We cherish the First Amendment here, and speech is protected, but speech that gets close to conduct and is threatening is in another category. And in the United States, we can go after it, and we should. Because hate-filled, threatening speech is all too prevalent and very damaging. This is another area in which voting really matters because who we have as judges, prosecutors, elected officials really matters. You need people who are committed to this. So, my last point is strengthening our belief in the collective good. You know, President Kennedy said this famous phrase so long ago, ask not what your country can do for you, ask what you can do for the country. We’ve walked back from that. We’re very self-absorbed as a country, in my opinion. There’s not enough willingness to say, I’m putting my own interests aside for the common good of my community, of my city, of my state, of my country. Everything is not about me.

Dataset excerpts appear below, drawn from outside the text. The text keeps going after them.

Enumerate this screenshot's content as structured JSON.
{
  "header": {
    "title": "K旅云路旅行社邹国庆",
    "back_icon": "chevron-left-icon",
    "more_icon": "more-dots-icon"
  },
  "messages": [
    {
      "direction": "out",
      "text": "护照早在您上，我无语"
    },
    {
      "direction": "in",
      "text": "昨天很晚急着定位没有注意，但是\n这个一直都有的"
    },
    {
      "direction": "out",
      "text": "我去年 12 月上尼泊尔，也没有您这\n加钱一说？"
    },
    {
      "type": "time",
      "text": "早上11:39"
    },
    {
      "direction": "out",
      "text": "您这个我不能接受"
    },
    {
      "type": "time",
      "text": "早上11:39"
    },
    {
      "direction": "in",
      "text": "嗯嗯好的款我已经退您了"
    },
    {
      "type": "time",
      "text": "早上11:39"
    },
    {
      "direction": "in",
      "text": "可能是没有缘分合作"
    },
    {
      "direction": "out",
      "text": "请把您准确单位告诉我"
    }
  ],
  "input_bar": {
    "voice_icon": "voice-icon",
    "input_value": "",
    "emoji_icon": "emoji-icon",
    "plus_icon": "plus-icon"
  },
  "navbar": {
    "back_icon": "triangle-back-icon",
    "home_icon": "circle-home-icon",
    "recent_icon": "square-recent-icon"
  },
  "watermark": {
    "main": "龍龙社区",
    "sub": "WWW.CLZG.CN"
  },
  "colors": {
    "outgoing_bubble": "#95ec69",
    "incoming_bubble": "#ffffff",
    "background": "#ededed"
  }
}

We try to teach our children this, but then we see that as a society, we are not equally committed to it. In today’s America, some of that has been lost, but I think it’s time to reassert it publicly, to say it loudly, to confront those who are unwilling to accept it. I was out at a train station this morning at 6.30 in the morning, campaigning for office, and there are plenty of people who don’t want to have anything to do with the electoral process. They’re finished with it, it’s terrible, go away, you’re all terrible. If you’re not going to engage in choosing who’s going to represent you, and luckily, we have a system where you can choose whether you like me, you can choose somebody else. This is a right that people died for, and it is a right that matters. And it’s important that we make people understand, from children on up, that this civic life of a common good has value. One, it protects people. We have a society of laws where we try to keep people safe. But for the rest of the world, we’re all in it together.
We need a world that accepts and acknowledges the diversity and the threats that hatred and violence pose to our friends and neighbors, to all of us. So, these six steps that I outlined sound so simple but hard to make happen are just my one person’s approach based on a day-to-day life with people with great differences, but much in common. In that way, America is a testing ground for these ideas, because it is so diverse, and it has a commitment to individual freedom. But we have to move forward with the confidence that working together, the ideas of unity, peace, and love, the beating of swords into plowshares, will move us towards a place of peace and away from hatred, violence, ethnic terrorism, religious bigotry, and racism. I’m confident we can get there, and I appreciate the opportunity to speak with you today. Thank you.